In some cases, these audiences might be a broadly construed ‘public.’ Is there, for instance, any consensus about whether the preferred outcome of improved modelling is fewer unneeded evacuations or reduced risk of catastrophic outcomes like witnessed in Paradise, California? How do we balance the possible benefits of reduced cost (e.g. playing closer to the edge by deploying fewer firefighters) versus other outcomes (e.g. improving the odds of successful containment)? However, some of these deliberations should likely be focused within the expert community, such as debates about how aggressively or risk-adversely we ought to fight fires.

The role for focused engagement within advancing technologies in emergency management, then, is critically important. Rather than letting the trade-off between outcomes (e.g. efficiency vs. margin of error) occur tacitly, or losing questions of values in increasingly precise projections, it is essential to grapple with these questions explicitly. Important descriptive and normative questions remain that warrant further investigation. For example, to what degree does predictive rebound occur in different sectors? And, in these different sectors and within different stakeholder groups, how does increased predictive precision map to desirable outcomes?
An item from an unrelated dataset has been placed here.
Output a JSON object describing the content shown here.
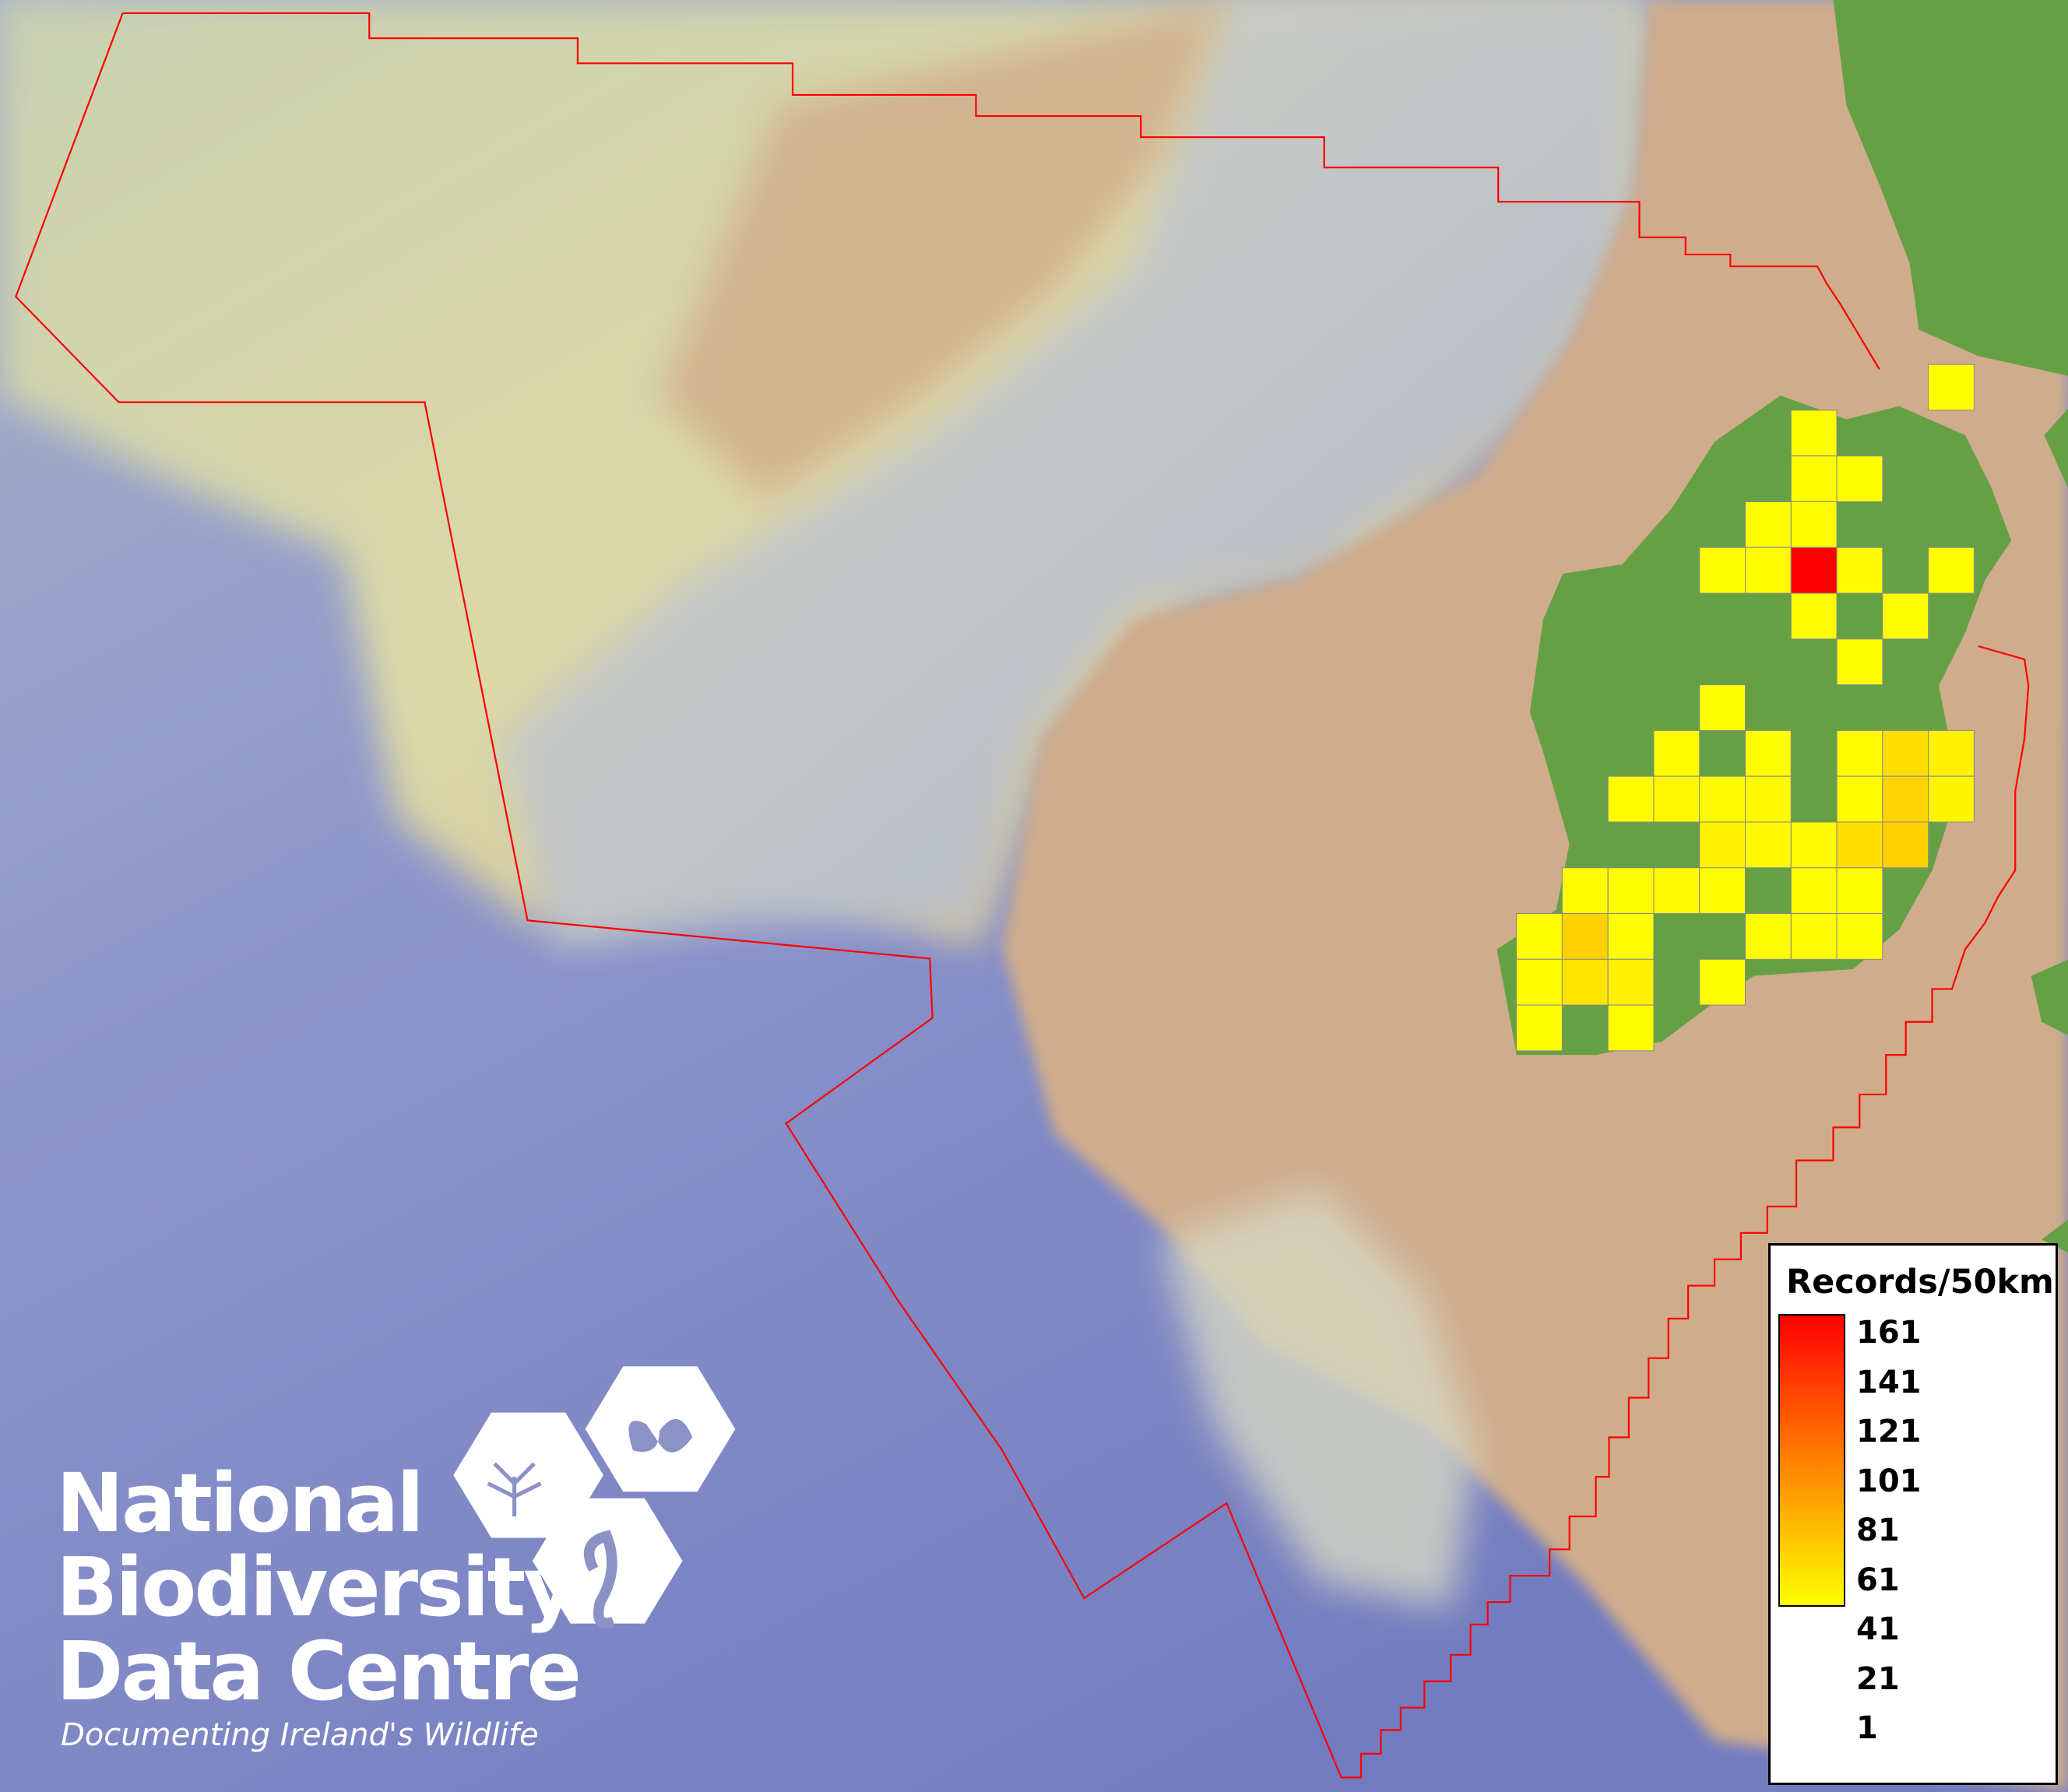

With the cost and impact of disasters in today’s society, it is important that these questions be addressed overtly rather than idiosyncratically.

Disclosure statement

No potential conflict of interest was reported by the author(s).

Notes on contributor

Eric Kennedy is an Assistant Professor of Disaster and Emergency Management at York University in Toronto, Canada. His research focuses on expertise, institutions, and knowledge production within the context of emergency management, particularly in wildfire management. Kennedy also specializes in research methods and evaluation design, especially related to monitoring impact and research in emergency and disaster situations. Outside of the wildfire arena, he is leading a national, SSHRC-funded monitoring project tracking social attitudes and impacts of COVID-19 across Canada until early 2022. In examining expertise, institutions, and knowledge production, he has published on boundary organizations, citizen science, responsible innovation, and science education and outreach.

Notes

1 See Fraaije and Flipse (2020), among others, for discussion of the role of values and the importance of inclusivity of perspectives within RRI methodologies.

2 Maclean (2017) is the quintessential example of this warfare imagry in fire. For additional discussion of the different narrative frames, see Kennedy (2019b).

3 See Neale and May (2018) on the evolving relationship between computational and human approaches to fire behavior modelling.

4 In the field of energy systems, the ‘rebound effect’ refers to the lower-than-expected returns on energy efficiency measures (Brännlund, Ghalwash, and Nordström 2007). These rebound effects can be manifest in direct increases in behavior (e.g. cooling the house to a lower temperature as air conditioning efficiency improves), other purchases with money saved (e.g. purchasing a new TV with the money saved on home heating), more global effects (e.g. if there is reduced fuel use in some countries, it can drive down the price of fuel elsewhere, spurring on more consumption), and development in other sectors (e.g. the material engineering that improved car fuel efficiency being transferred to aviation, with similar effects there). All told, cumulative rebound effects are estimated to a result in 20–60% losses in the efficiency improvement (Gillingham et al. 2013). Importantly, this means that efficiency is still well worth pursuing – it still results in net less energy being used – but some portion of the gains may be translated into other improvements to quality of life rather than energy savings (e.g. the ability to drive more or set one’s home to a more desirable temperature).